Seit wir beschneien, haben wir die Anzahl der Betriebstage deutlich gesteigert. Allerdings pumpen wir derzeit das Wasser von unten hoch zu den Schneekanonen. Das wollen wir zukünftig anders machen. Zu dem Zweck planen wir am Berg einen Speichersee. Dann kann das Wasser zu den Maschinen runterlaufen. Und wenn wir es nicht brauchen, produzieren wir damit Strom.

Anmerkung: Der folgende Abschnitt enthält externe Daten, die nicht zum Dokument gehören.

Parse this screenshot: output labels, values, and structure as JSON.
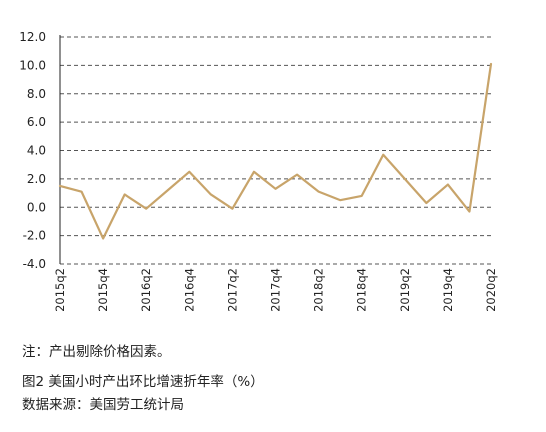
{
  "chart_data": {
    "type": "line",
    "title": "",
    "xlabel": "",
    "ylabel": "",
    "ylim": [
      -4.0,
      12.0
    ],
    "yticks": [
      "12.0",
      "10.0",
      "8.0",
      "6.0",
      "4.0",
      "2.0",
      "0.0",
      "-2.0",
      "-4.0"
    ],
    "grid": "horizontal dashed",
    "x": [
      "2015q2",
      "2015q3",
      "2015q4",
      "2016q1",
      "2016q2",
      "2016q3",
      "2016q4",
      "2017q1",
      "2017q2",
      "2017q3",
      "2017q4",
      "2018q1",
      "2018q2",
      "2018q3",
      "2018q4",
      "2019q1",
      "2019q2",
      "2019q3",
      "2019q4",
      "2020q1",
      "2020q2"
    ],
    "x_tick_labels": [
      "2015q2",
      "2015q4",
      "2016q2",
      "2016q4",
      "2017q2",
      "2017q4",
      "2018q2",
      "2018q4",
      "2019q2",
      "2019q4",
      "2020q2"
    ],
    "series": [
      {
        "values": [
          1.5,
          1.1,
          -2.2,
          0.9,
          -0.1,
          1.2,
          2.5,
          0.9,
          -0.1,
          2.5,
          1.3,
          2.3,
          1.1,
          0.5,
          0.8,
          3.7,
          2.0,
          0.3,
          1.6,
          -0.3,
          10.1
        ]
      }
    ],
    "colors": {
      "line": "#c8a46a",
      "grid": "#555555",
      "axis": "#222222"
    }
  },
  "captions": {
    "note": "注：产出剔除价格因素。",
    "figure": "图2 美国小时产出环比增速折年率（%）",
    "source": "数据来源：美国劳工统计局"
  }
}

Die Priorität habe eine effiziente Produktion von Schnee und die Vergrößerung des Parkplatzes. An schönen Tagen sind die Plätze rund um den Oedberg bereits früh am Tag belegt. „Erklären Sie das mal den Skifahrern, dass der Hang zwar perfekt präpariert ist, sie aber wegen fehlender Stellplätze nach Hause fahren müssen“, so Reisberger. Es habe zwar vor knapp zwei Jahren im Zuge eine Erweiterung um rund 200 Plätze gegeben. Doch das reiche nicht mehr.

Investitionen müssen sich rentieren

Reisberger gibt als oberstes Ziel „die Stabilisierung des bestehenden Geschäftes“ aus. Das bedeutet, Infrastruktur und Angebot müssen zueinander passen. Ein möglicher Ausbau muss mit den aktuellen Besucherzahlen gestemmt werden. Einer Diskussion über eine mögliche Verlängerung des Liftes bis hoch zum Oedbergkogel auf rund 1.150 Metern möchte er vorweggreifen.“Das ist alles reine Zukunftsmusik.“

Bisher wird das Wasser zu den Schneekanonen am Oedberg hochgepumpt

Man lasse zwar gerade eine Studie bei einer österreichischen Fachfirma erstellen, die auch die Erweiterung des Spitzingsees geplant hatte. Diese soll die unterschiedlichen Varianten durchspielen, die infrage kommen könnten. Dabei reichen die möglichen Alternativen, je nach Zweck und Geldbeutel, von einer einfachen Verlängerung des bestehenden Schleppliftes für rund eine halbe Million Euro bis zu einer sogenannten Kombibahn für Ski- und Rodelfahrer, die mindestens 6,5 Millionen Euro kosten würde.

Viel Geld, und so ist für Reisberger laut eigener Aussage das Wichtigste, dass sich so eine Investition auch rentiert: „Reiche Spender haben wir zumindest nicht. So was muss also aus dem bestehenden Betrieb bezahlt werden.“

Zuerst gehe es aber darum, das gut laufende Kinderland auszubauen, um so die Zielgruppe optimal bedienen zu können. Dann werde man zu gegebener Zeit den gesamten Masterplan mit den Plänen für den Speichersee und Varianten für eine Erweiterung der Liftanlagen in der Gemeinde öffentlich präsentieren. „Zuerst müssen wir aber genau wissen, was wir wollen“, so Reisberger. Und das könne eben noch einige Zeit dauern.